I was determined to start the next day so as to be at Rome for the last week of the carnival and I begged the duke to let me give Leonilda the five thousand ducats which would have been her dower if she had become my bride.

"As she is your daughter," said he, "she can and ought to take this present from her father, if only as a dowry for her future husband."

"Will you accept it, then, my dear Leonilda?"

"Yes, papa dear," she said, embracing me, "on the condition that you will promise to come and see me again as soon as you hear of my marriage."

I promised to do so, and I kept my word.

"As you are going to-morrow," said the duke, "I shall ask all the nobility of Naples to meet you at supper. In the meanwhile I leave you with your daughter; we shall see each other again at suppertime."

He went out and I dined with my wife and daughter in the best of spirits. I spent almost the whole afternoon with Leonilda, keeping within the bounds of decency, less, perhaps, out of respect to morality, than because of my labours of the night before. We did not kiss each other till the moment of parting, and I could see that both mother and daughter were grieved to lose me.

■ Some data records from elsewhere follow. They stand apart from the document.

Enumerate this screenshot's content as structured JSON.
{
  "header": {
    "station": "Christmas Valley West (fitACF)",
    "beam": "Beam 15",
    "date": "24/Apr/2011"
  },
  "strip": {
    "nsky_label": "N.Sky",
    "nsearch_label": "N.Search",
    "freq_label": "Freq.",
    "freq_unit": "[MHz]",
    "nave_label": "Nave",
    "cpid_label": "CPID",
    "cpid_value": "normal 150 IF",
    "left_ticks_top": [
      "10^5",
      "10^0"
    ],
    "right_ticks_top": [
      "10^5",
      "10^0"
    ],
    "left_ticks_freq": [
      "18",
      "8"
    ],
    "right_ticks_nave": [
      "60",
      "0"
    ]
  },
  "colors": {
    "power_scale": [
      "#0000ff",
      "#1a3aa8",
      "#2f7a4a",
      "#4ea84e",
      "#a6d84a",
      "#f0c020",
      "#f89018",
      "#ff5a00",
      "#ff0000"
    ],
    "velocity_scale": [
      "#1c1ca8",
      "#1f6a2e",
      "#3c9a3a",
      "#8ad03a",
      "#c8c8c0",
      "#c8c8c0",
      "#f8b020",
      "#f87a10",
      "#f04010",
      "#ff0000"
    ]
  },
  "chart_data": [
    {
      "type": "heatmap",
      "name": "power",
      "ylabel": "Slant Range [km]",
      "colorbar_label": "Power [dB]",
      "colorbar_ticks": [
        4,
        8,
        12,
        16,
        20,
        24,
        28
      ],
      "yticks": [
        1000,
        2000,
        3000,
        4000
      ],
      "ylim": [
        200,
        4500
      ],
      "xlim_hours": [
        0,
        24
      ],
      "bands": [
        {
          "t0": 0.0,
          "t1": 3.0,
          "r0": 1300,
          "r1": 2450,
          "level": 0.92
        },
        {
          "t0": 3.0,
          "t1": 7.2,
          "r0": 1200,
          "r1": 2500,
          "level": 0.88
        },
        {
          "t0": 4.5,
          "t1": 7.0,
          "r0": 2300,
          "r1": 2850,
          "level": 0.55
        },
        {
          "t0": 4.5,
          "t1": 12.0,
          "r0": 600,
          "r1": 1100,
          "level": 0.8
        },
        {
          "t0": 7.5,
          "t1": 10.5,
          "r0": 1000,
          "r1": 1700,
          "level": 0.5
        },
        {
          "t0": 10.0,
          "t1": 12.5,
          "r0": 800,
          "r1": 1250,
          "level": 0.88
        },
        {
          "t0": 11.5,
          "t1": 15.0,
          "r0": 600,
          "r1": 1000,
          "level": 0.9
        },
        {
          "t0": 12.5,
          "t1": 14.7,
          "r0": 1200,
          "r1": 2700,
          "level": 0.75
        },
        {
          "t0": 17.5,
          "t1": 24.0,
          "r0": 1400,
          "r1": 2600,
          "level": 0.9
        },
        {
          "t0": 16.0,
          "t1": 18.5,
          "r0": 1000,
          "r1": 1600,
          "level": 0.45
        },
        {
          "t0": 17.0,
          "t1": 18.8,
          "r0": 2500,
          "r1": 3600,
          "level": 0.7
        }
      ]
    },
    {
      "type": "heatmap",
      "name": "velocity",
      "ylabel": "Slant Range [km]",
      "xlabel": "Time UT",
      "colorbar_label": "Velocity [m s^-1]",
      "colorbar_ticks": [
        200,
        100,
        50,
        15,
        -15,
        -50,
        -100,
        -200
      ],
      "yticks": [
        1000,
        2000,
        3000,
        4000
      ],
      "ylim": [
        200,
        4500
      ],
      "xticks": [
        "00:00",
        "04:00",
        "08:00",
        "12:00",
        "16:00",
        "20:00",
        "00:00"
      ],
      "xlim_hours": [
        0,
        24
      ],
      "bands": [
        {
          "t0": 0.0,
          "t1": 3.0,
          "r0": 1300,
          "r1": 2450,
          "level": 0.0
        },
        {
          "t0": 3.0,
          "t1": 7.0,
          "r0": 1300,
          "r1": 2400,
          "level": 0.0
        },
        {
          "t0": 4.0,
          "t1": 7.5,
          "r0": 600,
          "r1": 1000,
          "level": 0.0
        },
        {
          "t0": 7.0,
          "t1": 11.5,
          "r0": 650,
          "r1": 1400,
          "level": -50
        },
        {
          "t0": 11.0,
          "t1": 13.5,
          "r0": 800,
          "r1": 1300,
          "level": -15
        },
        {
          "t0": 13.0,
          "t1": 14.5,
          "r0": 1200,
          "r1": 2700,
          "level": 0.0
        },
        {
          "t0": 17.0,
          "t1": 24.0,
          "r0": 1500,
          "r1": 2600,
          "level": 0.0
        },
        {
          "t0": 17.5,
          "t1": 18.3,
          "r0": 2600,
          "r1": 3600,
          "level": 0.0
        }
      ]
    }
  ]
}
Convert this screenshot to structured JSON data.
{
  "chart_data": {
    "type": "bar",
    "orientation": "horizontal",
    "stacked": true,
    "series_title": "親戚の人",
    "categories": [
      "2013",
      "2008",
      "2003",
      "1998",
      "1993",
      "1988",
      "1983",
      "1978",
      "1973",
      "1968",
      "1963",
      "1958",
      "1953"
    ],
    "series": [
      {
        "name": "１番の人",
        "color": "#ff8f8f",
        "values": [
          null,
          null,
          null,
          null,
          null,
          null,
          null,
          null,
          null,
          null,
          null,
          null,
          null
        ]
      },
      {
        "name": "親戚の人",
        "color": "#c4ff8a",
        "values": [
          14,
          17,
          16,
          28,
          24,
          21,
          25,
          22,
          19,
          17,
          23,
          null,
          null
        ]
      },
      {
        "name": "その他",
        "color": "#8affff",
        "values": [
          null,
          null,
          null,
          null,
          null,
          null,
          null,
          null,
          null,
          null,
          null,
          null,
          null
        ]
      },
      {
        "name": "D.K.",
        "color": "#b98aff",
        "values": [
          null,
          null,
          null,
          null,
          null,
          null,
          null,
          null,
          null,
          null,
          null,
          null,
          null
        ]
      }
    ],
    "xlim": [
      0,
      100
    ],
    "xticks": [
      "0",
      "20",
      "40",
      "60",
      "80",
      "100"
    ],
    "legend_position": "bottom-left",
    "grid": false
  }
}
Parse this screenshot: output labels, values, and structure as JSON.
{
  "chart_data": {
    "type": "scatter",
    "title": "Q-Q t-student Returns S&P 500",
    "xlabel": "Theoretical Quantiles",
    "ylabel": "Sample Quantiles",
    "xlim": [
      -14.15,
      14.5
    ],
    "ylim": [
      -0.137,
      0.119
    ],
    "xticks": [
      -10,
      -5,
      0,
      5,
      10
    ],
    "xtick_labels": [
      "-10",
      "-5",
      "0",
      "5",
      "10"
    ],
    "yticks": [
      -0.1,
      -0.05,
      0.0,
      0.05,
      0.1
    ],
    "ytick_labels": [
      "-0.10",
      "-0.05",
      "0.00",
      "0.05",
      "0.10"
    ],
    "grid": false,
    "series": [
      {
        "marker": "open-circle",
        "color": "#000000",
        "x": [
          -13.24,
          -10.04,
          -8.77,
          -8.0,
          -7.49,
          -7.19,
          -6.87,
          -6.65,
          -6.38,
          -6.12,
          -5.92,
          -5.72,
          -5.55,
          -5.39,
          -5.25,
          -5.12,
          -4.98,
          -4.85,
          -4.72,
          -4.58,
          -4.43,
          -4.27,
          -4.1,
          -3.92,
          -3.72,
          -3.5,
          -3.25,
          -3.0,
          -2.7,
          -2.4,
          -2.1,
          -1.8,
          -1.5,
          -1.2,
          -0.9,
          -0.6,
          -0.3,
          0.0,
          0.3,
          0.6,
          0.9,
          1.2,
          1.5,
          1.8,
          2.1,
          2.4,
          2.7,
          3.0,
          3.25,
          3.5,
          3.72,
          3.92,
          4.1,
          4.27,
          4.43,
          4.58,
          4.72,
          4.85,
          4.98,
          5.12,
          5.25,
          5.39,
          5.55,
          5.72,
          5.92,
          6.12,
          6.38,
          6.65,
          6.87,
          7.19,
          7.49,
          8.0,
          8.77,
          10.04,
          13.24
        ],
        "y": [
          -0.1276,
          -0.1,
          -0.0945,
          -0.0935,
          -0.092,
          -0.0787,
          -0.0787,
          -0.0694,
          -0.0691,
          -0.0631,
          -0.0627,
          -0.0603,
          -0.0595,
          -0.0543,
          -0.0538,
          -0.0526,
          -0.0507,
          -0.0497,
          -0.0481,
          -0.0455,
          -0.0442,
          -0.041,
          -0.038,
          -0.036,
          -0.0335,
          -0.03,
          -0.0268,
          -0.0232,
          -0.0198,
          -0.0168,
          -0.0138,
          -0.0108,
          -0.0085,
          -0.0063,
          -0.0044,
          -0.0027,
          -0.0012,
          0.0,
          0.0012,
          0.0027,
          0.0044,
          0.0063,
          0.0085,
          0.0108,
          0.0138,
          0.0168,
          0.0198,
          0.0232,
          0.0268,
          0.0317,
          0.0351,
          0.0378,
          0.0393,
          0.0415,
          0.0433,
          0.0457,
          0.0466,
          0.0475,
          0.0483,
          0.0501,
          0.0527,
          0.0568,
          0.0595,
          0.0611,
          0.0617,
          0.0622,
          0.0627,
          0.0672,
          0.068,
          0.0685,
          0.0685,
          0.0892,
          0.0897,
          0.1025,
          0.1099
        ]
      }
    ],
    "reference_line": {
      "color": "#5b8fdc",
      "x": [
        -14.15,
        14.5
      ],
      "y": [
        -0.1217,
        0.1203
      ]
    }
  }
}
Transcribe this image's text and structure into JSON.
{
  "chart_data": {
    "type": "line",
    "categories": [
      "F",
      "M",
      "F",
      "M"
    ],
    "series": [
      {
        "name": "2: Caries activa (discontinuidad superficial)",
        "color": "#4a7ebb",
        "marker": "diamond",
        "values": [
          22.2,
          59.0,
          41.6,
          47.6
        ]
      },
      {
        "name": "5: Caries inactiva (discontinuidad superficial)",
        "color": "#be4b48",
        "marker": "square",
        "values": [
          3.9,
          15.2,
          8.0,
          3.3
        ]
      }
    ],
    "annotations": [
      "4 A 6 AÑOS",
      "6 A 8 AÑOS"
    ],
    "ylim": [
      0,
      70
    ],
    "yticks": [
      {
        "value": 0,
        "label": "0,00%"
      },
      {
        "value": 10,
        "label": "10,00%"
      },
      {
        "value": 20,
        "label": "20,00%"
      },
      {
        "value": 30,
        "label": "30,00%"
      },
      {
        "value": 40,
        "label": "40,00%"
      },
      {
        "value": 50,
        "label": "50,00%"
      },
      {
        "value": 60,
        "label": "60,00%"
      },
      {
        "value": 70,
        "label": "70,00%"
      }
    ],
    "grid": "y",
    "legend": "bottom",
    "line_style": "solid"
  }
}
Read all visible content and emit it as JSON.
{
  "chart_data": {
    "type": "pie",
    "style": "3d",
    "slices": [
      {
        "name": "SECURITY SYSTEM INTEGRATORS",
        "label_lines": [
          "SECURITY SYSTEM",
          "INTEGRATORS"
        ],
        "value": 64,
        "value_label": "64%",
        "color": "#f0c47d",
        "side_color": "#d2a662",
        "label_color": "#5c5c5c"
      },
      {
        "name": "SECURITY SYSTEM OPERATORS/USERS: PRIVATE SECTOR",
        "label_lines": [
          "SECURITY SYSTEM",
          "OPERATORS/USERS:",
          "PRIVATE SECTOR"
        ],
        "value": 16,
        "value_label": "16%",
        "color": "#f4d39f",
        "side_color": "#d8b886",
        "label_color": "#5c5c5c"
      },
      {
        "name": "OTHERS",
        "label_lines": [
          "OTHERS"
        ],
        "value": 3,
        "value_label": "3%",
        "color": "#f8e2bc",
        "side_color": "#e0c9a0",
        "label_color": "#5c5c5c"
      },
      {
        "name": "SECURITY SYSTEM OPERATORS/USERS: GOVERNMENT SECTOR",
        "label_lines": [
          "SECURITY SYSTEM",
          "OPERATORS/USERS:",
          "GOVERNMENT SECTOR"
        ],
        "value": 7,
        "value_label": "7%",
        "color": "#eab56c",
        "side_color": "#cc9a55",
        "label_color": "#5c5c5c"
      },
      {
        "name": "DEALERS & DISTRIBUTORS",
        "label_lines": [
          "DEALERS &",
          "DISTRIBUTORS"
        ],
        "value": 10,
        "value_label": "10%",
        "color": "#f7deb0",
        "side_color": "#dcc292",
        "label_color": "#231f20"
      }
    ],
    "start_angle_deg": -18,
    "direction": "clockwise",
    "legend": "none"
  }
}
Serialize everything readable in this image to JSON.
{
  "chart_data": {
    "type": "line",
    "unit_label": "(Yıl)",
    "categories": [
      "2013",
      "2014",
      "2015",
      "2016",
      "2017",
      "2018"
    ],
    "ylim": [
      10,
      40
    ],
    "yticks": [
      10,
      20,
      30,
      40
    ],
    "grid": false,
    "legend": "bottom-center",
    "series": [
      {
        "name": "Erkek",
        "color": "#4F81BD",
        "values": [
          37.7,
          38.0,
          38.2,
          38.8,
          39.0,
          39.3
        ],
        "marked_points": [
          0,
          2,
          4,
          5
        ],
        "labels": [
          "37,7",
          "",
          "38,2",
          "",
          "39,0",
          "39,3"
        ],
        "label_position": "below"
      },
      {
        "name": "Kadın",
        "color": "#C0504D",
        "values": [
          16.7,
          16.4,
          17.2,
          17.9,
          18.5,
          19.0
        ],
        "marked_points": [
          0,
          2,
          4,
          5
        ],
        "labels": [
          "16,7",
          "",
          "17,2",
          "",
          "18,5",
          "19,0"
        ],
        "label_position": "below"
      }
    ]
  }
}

After a careful toilette I went to supper, and found an assembly of a hundred of the very best people in Naples. The duchess was very agreeable, and when I kissed her hand to take leave, she said,

"I hope, Don Giacomo, that you have had no unpleasantness during your short stay at Naples, and that you will sometimes think of your visit with pleasure."

I answered that I could only recall my visit with delight after the kindness with which she had deigned to treat me that evening; and, in fact, my recollections of Naples were always of the happiest description.

After I had treated the duke's attendants with generosity, the poor nobleman, whom fortune had favoured, and whom nature had deprived of the sweetest of all enjoyments, came with me to the door of my carriage and I went on my way.


My Carriage Broken--Mariuccia's Wedding-Flight of Lord Lismore--My Return to Florence, and My Departure with the Corticelli

My Spainiard was going on before us on horseback, and I was sleeping profoundly beside Don Ciccio Alfani in my comfortable carriage, drawn by four horses, when a violent shock aroused me. The carriage had been overturned on the highway, at midnight, beyond Francolisa and four miles from St. Agatha.

Alfani was beneath me and uttered piercing shrieks, for he thought he had broken his left arm. Le Duc rode back and told me that the postillions had taken flight, possibly to give notice of our mishap to highwaymen, who are very common in the States of the Church and Naples.

I got out of the carriage easily enough, but poor old Alfani, who was unwieldly with fat, badly hurt, and half dead with fright, could not extricate himself without assistance. It took us a quarter of an hour to get him free. The poor wretch amused me by the blasphemies which he mingled with prayers to his patron saint, St. Francis of Assisi.

I was not without experience of such accidents and was not at all hurt, for one's safety depends a good deal on the position one is in. Don Ciccio had probably hurt his arm by stretching it out just as the accident took place.